Elderly people exposed to aircraft noise may be at an increased risk of being hospitalized for cardiovascular disease, according to a new study from Harvard School of Public Health and Boston University School of Public Health.
The researchers found that, on average, zip codes with a 10-decibel or higher aircraft noise had a 3.5 percent higher hospitalization rates than those not living close to an airport. There was some evidence that suggests those living above 55 decibels were at an even higher risk of developing cardiovascular disease.
According to accplanning.org, Hill Air Force Base's baseline decibel level is 65. F-16s in various aspects of flight generate 81 to 95 decibels, the planning documents say. The next generation F-35, coming to Hill within a few years, will generate 84 to 116 decibels.
"There have been a number of studies that have looked at how aircraft noise can affect things like blood pressure or stress or sleep deprivation, and all these things can influence cardiovascular health," said Jonathan Levy, co-author of the study. "So we were interested if we saw an association with cardiovascular hospitalization."
The research was published alongside another study from Imperial College of London which showed an increased risk in strokes, coronary heart disease and cardiovascular disease among 3.6 million residents living near London Heathrow airport. Levy's study analyzed data from the Federal Aviation Administrations concerning aircraft noise emitted from 89 airports in the United States. He and his team gathered information on cardiovascular hospitalization rates of around six million people on Medicare living close to these airports.
"It was surprising to find that living close to an airport, and therefore being exposed to aircraft noise, can adversely affect your cardiovascular health, even beyond exposure to air pollution and traffic noise," said Francesca Dominici, senior author of the study.
More people die from cardiovascular disease every year than from any other cause, according to the World Health Organization. Approximately 9 million people die every year from cardiovascular related diseases and that number is expected to reach 23.3 million by the year 2030.
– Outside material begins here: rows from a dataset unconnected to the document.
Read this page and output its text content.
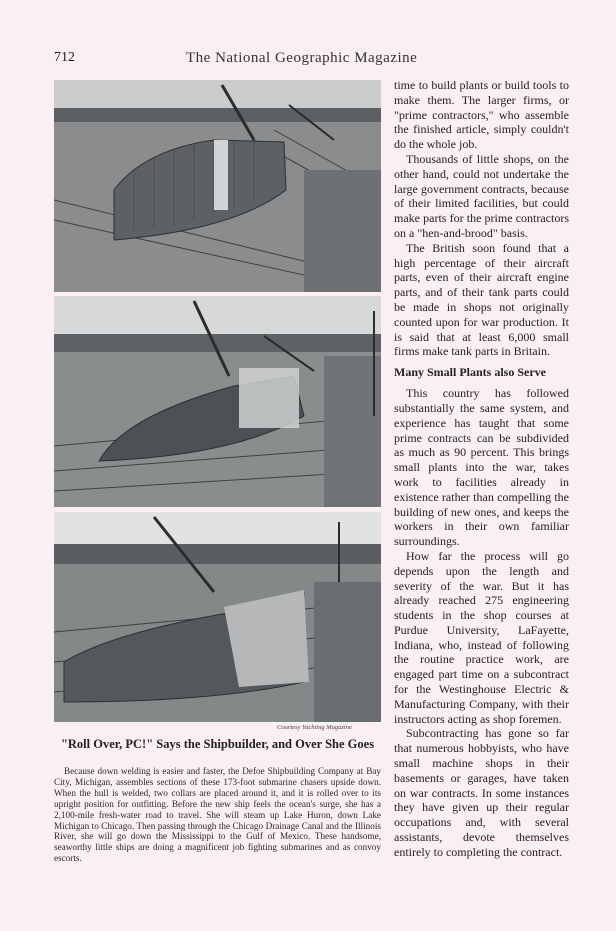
712	The National Geographic Magazine
Courtesy Yachting Magazine
"Roll Over, PC!" Says the Shipbuilder, and Over She Goes
Because down welding is easier and faster, the Defoe Shipbuilding Company at Bay City, Michigan, assembles sections of these 173-foot submarine chasers upside down. When the hull is welded, two collars are placed around it, and it is rolled over to its upright position for outfitting. Before the new ship feels the ocean's surge, she has a 2,100-mile fresh-water road to travel. She will steam up Lake Huron, down Lake Michigan to Chicago. Then passing through the Chicago Drainage Canal and the Illinois River, she will go down the Mississippi to the Gulf of Mexico. These handsome, seaworthy little ships are doing a magnificent job fighting submarines and as convoy escorts.

time to build plants or build tools to make them. The larger firms, or "prime contractors," who assemble the finished article, simply couldn't do the whole job.

Thousands of little shops, on the other hand, could not undertake the large government contracts, because of their limited facilities, but could make parts for the prime contractors on a "hen-and-brood" basis.

The British soon found that a high percentage of their aircraft parts, even of their aircraft engine parts, and of their tank parts could be made in shops not originally counted upon for war production. It is said that at least 6,000 small firms make tank parts in Britain.

Many Small Plants also Serve

This country has followed substantially the same system, and experience has taught that some prime contracts can be subdivided as much as 90 percent. This brings small plants into the war, takes work to facilities already in existence rather than compelling the building of new ones, and keeps the workers in their own familiar surroundings.

How far the process will go depends upon the length and severity of the war. But it has already reached 275 engineering students in the shop courses at Purdue University, LaFayette, Indiana, who, instead of following the routine practice work, are engaged part time on a subcontract for the Westinghouse Electric & Manufacturing Company, with their instructors acting as shop foremen.

Subcontracting has gone so far that numerous hobbyists, who have small machine shops in their basements or garages, have taken on war contracts. In some instances they have given up their regular occupations and, with several assistants, devote themselves entirely to completing the contract.
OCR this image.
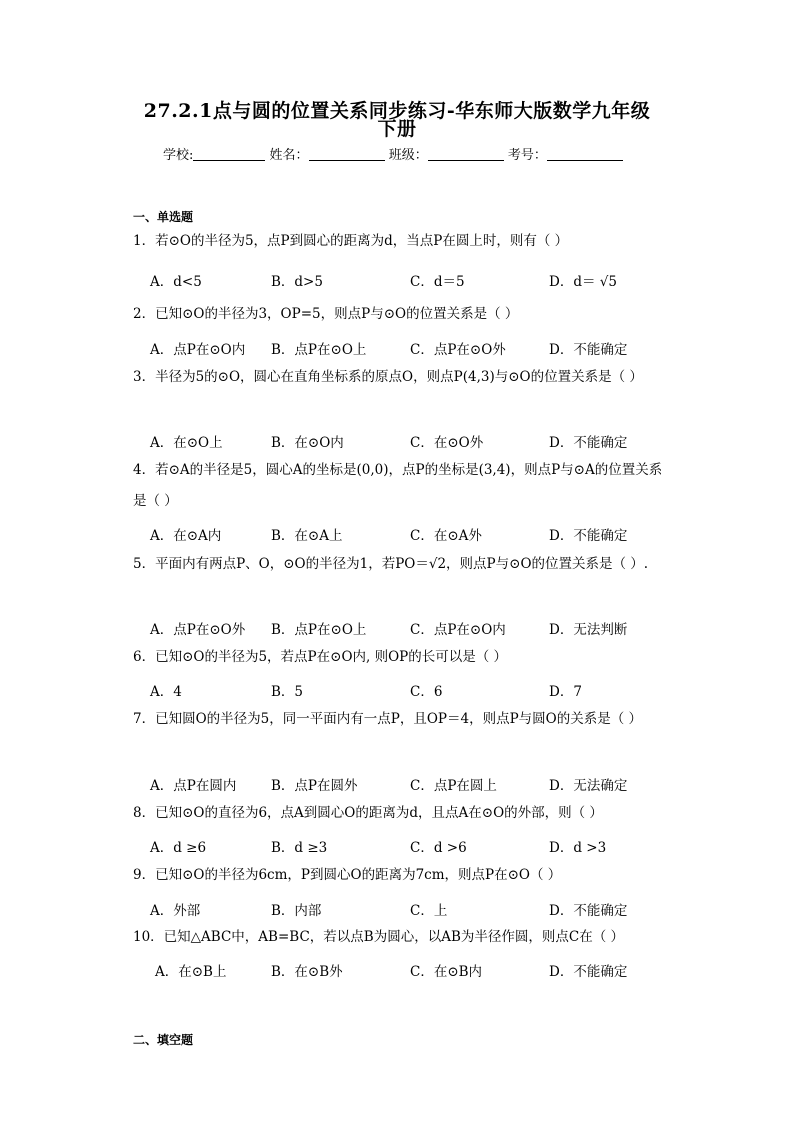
27.2.1点与圆的位置关系同步练习-华东师大版数学九年级
下册
学校:	姓名：	班级：	考号：
一、单选题
1．若⊙O的半径为5，点P到圆心的距离为d，当点P在圆上时，则有（ ）
A．d<5	B．d>5	C．d＝5	D．d＝ √5
2．已知⊙O的半径为3，OP=5，则点P与⊙O的位置关系是（ ）
A．点P在⊙O内 B．点P在⊙O上	C．点P在⊙O外	D．不能确定
3．半径为5的⊙O，圆心在直角坐标系的原点O，则点P(4,3)与⊙O的位置关系是（ ）
A．在⊙O上	B．在⊙O内	C．在⊙O外	D．不能确定
4．若⊙A的半径是5，圆心A的坐标是(0,0)，点P的坐标是(3,4)，则点P与⊙A的位置关系是（ ）
A．在⊙A内	B．在⊙A上	C．在⊙A外	D．不能确定
5．平面内有两点P、O，⊙O的半径为1，若PO＝√2，则点P与⊙O的位置关系是（ ）.
A．点P在⊙O外 B．点P在⊙O上	C．点P在⊙O内	D．无法判断
6．已知⊙O的半径为5，若点P在⊙O内, 则OP的长可以是（ ）
A．4	B．5	C．6	D．7
7．已知圆O的半径为5，同一平面内有一点P，且OP＝4，则点P与圆O的关系是（ ）
A．点P在圆内	B．点P在圆外	C．点P在圆上	D．无法确定
8．已知⊙O的直径为6，点A到圆心O的距离为d，且点A在⊙O的外部，则（ ）
A．d ≥6	B．d ≥3	C．d >6	D．d >3
9．已知⊙O的半径为6cm，P到圆心O的距离为7cm，则点P在⊙O（ ）
A．外部	B．内部	C．上	D．不能确定
10．已知△ABC中，AB=BC，若以点B为圆心，以AB为半径作圆，则点C在（ ）
A．在⊙B上	B．在⊙B外	C．在⊙B内	D．不能确定
二、填空题
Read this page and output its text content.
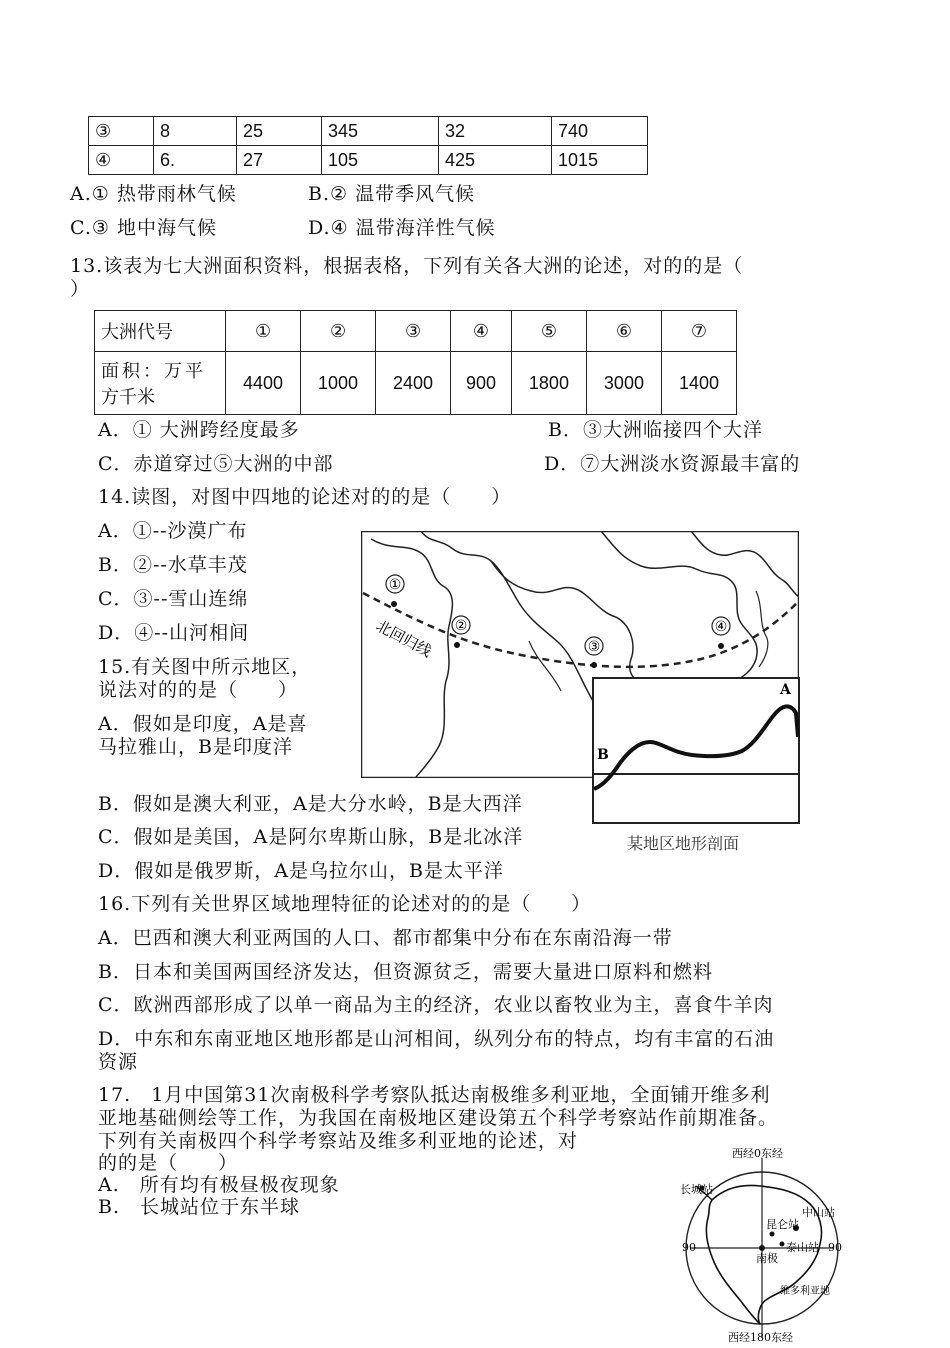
③	8	25	345	32	740
④	6.	27	105	425	1015
A.① 热带雨林气候	B.② 温带季风气候
C.③ 地中海气候	D.④ 温带海洋性气候
13.该表为七大洲面积资料，根据表格，下列有关各大洲的论述，对的的是（
）
大洲代号	①	②	③	④	⑤	⑥	⑦

面积：万平
方千米	4400	1000	2400	900	1800	3000	1400
A．① 大洲跨经度最多	B．③大洲临接四个大洋
C．赤道穿过⑤大洲的中部	D．⑦大洲淡水资源最丰富的
14.读图，对图中四地的论述对的的是（　　）
A．①--沙漠广布
B．②--水草丰茂
C．③--雪山连绵
D．④--山河相间
①
②
③
④
北回归线
A
B
某地区地形剖面
15.有关图中所示地区，
说法对的的是（　　）
A．假如是印度，A是喜
马拉雅山，B是印度洋
B．假如是澳大利亚，A是大分水岭，B是大西洋
C．假如是美国，A是阿尔卑斯山脉，B是北冰洋
D．假如是俄罗斯，A是乌拉尔山，B是太平洋
16.下列有关世界区域地理特征的论述对的的是（　　）
A．巴西和澳大利亚两国的人口、都市都集中分布在东南沿海一带
B．日本和美国两国经济发达，但资源贫乏，需要大量进口原料和燃料
C．欧洲西部形成了以单一商品为主的经济，农业以畜牧业为主，喜食牛羊肉
D．中东和东南亚地区地形都是山河相间，纵列分布的特点，均有丰富的石油
资源
17.　1月中国第31次南极科学考察队抵达南极维多利亚地，全面铺开维多利
亚地基础侧绘等工作，为我国在南极地区建设第五个科学考察站作前期准备。
下列有关南极四个科学考察站及维多利亚地的论述，对
的的是（　　）
A.　所有均有极昼极夜现象
B.　长城站位于东半球
西经0东经
西经180东经
90	90
长城站
中山站
昆仑站
泰山站
南极
维多利亚地
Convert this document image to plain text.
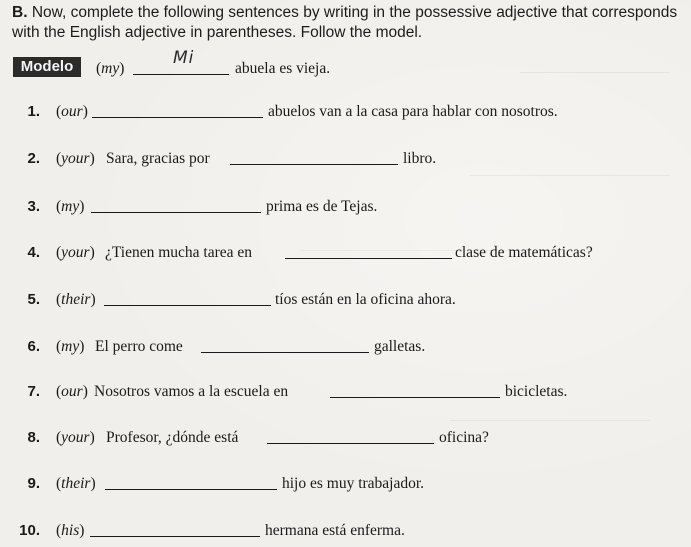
B. Now, complete the following sentences by writing in the possessive adjective that corresponds with the English adjective in parentheses. Follow the model.
Modelo	(my)	abuela es vieja.
Mi
1. (our)	abuelos van a la casa para hablar con nosotros.
2. (your) Sara, gracias por	libro.
3. (my)	prima es de Tejas.
4. (your) ¿Tienen mucha tarea en	clase de matemáticas?
5. (their)	tíos están en la oficina ahora.
6. (my) El perro come	galletas.
7. (our) Nosotros vamos a la escuela en	bicicletas.
8. (your) Profesor, ¿dónde está	oficina?
9. (their)	hijo es muy trabajador.
10. (his)	hermana está enferma.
Dr. Philip Dattilo, a cardiologist at McKay-Dee Hospital, said the study seems plausible. However, he hasn't seen any patients connected with the concern.
"Hard to know what to do with this kind of data. Generally speaking, telling someone to move doesn't have much impact," he said.
Given the results of the study, researchers say they hope residents as well as transportation officials will consider taking precautionary measures in order to reduce the potentially harmful effects aircraft noise may have on people.
"Our study was not meant to evaluate interventions, but I think there are clearly things that can be done to reduce exposures to aircraft noise, such as soundproofing of homes that are close to airports, measures that can be taken by the FAA or others to reduce the noise of their aircraft," Levy said. "This certainly could be a beneficial health measure."